A source with a Chinese reinsurance company said his firm had stepped away from Russian oil-related business as it is aware of the potential uncertainties. The Chinese insurance market has to manage all the risks subject to its own underwriting capacity.

"For Russian oil-related business, it might be a challenge to seek all necessary coverage and protection," the source added.

State intervention

Some state-owned insurance and re-insurance companies may look at ways to step in only if Beijing requires them to do so in order to ensure sufficient inflows for the country's energy security, other sources in China's insurance and reinsurance industry said.

"There are always ways for cheap crudes to come in, especially when they remain competitive even after taking into account freight and insurance," a crude trader with a Chinese state-owned oil company said, adding that he expected China and India to take more Russian crudes, while more Middle Eastern barrels could head towards Europe.

Platts assessed Urals at $85.47/b June 1, compared with Dated Brent at $122.96/b, according to S&P Global Commodity Insights data. On Feb. 23, the day before Russia invaded Ukraine, Urals was trading at a discount of around $10/b to Dated Brent.

Some shipping sources said as most shipping insurance and reinsurance institutions and organizations are centered around the EU and the UK, any ban from the EU or the UK on insuring tankers transporting Russian oil will always have implications for shipowners engaging to carry the oil.
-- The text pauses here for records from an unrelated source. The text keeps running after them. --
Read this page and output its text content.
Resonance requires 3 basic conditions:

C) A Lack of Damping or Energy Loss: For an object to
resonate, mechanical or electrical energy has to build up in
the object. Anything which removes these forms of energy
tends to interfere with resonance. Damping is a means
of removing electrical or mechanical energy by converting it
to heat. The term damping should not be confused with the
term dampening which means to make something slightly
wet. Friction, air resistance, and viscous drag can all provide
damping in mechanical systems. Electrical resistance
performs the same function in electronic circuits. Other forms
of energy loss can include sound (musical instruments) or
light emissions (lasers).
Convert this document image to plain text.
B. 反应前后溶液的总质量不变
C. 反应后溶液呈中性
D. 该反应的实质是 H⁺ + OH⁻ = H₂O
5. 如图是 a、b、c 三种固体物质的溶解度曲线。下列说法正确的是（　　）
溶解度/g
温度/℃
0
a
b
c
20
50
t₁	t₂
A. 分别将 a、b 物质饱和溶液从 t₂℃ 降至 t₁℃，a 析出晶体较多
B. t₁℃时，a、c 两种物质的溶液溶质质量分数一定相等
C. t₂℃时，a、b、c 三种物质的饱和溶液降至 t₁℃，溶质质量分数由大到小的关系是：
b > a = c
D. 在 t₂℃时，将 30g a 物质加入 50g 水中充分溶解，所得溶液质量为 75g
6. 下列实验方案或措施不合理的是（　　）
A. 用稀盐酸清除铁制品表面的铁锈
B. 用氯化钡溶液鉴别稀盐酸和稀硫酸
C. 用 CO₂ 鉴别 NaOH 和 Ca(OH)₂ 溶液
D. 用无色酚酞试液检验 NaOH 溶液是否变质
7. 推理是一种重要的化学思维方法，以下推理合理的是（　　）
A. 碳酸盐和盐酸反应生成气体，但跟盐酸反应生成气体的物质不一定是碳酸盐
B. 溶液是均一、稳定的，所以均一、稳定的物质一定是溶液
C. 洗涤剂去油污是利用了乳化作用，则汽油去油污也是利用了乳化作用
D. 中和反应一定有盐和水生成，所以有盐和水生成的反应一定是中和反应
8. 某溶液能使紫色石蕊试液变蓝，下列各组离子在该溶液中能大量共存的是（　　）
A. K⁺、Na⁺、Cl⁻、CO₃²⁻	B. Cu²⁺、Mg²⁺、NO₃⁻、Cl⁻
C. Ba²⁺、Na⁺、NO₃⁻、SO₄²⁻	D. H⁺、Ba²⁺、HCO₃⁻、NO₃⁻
Some added that shipping insurance is too international in nature to let shipowners get around the ban very easily. Many Indian and Chinese shipowners engaging in Russian oil-related trades will have to re-assess the risk and fallout from those businesses in the foreseeable future.

"The EU ban on Russian oil is expected to come in stages. We are waiting to hear more on this," a shipping executive said.